O que aprendemos com as eleições de 1989

por Henrique Matthiesen

A história pretérita é fecunda em seus ensinamentos. Recordar é um exercício de sabedoria e de prudência; os erros e acertos estão esculpidos nos acontecimentos ocorridos neste tempo verbal.

Após 21 anos de ditadura no Brasil, onde o golpe contra o Trabalhismo de João Goulart interrompeu as Reformas de Base e o desenvolvimento social, esses anos evitaram o exercício da democracia na acepção de termos o direito de escolher nossos mandatários. Chegamos às eleições de 1989, a primeira eleição livre pós-golpe militar.

Sofríamos com o governo de José Sarney e toda a matilha de medebistas.

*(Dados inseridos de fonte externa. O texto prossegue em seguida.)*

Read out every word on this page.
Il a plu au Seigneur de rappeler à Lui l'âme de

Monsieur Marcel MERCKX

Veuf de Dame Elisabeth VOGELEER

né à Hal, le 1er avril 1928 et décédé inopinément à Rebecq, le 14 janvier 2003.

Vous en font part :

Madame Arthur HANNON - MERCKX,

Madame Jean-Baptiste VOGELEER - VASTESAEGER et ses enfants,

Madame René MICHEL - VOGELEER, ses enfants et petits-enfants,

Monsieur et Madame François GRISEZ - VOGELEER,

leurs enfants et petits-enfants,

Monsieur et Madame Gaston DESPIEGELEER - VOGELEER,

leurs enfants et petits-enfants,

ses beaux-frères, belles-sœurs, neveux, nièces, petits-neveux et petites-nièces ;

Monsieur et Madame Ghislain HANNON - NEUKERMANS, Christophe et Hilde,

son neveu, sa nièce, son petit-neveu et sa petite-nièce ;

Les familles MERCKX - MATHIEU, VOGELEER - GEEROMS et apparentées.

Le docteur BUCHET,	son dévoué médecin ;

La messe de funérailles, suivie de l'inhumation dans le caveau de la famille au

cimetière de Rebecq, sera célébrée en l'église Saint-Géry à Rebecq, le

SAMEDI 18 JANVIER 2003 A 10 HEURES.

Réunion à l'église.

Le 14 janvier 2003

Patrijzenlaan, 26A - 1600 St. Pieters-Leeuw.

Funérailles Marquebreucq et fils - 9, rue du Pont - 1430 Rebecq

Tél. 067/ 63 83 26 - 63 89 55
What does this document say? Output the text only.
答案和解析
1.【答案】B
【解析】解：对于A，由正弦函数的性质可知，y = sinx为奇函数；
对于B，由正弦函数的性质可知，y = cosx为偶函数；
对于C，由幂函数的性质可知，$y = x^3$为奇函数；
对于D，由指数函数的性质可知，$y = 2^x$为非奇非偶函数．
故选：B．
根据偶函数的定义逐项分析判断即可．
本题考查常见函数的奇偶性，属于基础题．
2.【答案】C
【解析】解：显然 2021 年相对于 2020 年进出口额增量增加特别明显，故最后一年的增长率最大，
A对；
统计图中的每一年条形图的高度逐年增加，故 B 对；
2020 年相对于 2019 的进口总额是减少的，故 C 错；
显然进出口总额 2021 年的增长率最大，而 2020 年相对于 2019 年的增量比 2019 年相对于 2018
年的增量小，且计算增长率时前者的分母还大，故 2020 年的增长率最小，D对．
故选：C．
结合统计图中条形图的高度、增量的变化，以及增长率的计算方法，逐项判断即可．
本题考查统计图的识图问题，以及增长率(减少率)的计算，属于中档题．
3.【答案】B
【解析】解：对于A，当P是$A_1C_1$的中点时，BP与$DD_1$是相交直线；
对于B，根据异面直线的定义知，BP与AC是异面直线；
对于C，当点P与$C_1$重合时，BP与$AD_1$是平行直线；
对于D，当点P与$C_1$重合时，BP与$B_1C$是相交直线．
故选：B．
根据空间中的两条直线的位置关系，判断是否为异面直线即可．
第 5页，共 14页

O país se encontrava em uma grave crise econômica com uma inflação de 1764% ao ano, com desemprego, com desesperança e um oceano de corrupção.

Muitos candidatos a presidente se apresentaram, diversas correntes políticas concorreram, e as classes dominantes – por meio da mais grotesca manipulação e condução – emergiram seu candidato.

Collor – o candidato do sistema, da Casa Grande e das classes dominantes – representava os interesses mais fiéis do baronato nacional, porém, havia uma pedra no caminho do planejamento e execução dessa eleição; chamava-se Leonel Brizola.

Fio condutor da história, as eleições de 1989 eram a oportunidade do grande reencontro do Brasil com o Trabalhismo e suas bandeiras históricas, a retomada da Soberania Nacional, do desenvolvimento social, da emancipação pátria.

Era urgente e imprescindível tirar Brizola do segundo turno, pois ganharia do candidato das classes dominantes, e escolher um candidato que cumprisse o papel de mero sparring para legitimar a vitória de Collor era a tarefa a ser executada.

Brizola não foi para o segundo turno por uma diferença mínima, e o tão arquitetado projeto das classes dominantes seguiu seu fluxo e sucesso. Collor foi eleito seguindo o concorrente do segundo turno escolhido para perder.

29 anos depois chegamos à outra eleição presidencial, onde guardam algumas semelhanças com 1989, com determinados agravamentos.

Vivenciamos, contemporaneamente, uma grave crise econômica, de desemprego, desnacionalização, desesperança, em um ambiente beligerante de ódio e rancor, emergindo o mais predatório fascismo em nossa sociedade.

Obviamente que nossas elites coexistentes do poder não titubeiam para perpetuar seus negócios que é a sua autolocupletação do erário pátrio. Enfim, eles só permanecem como classe dominante com a única e exclusiva função de dilapidar o patrimônio público e viver do dinheiro e do trabalho do nosso povo.

A tática para mais um êxito dessa turma é a mesma de 1989: elevar um mero sparring para legitimar sua vitória, assim como fizeram por meios, até mesmo impublicáveis, contra Brizola.

A questão é que hoje, na linha de frente desta manobra, está um legítimo representante da boçalidade, um verdadeiro cultuador do ódio e da ignorância, um legítimo defensor da homofobia, do extermínio, do mais latente fascismo.

A pedra no caminho deste cenário – arquitetado pelas classes dominantes – responde pelo nome de Ciro Gomes.

Assim como Leonel Brizola foi o entrave a ser superado em 1989, hoje, Ciro Gomes é o alvo de 2018.

O Brasil necessita recordar sua própria história para não repetir os mesmos erros.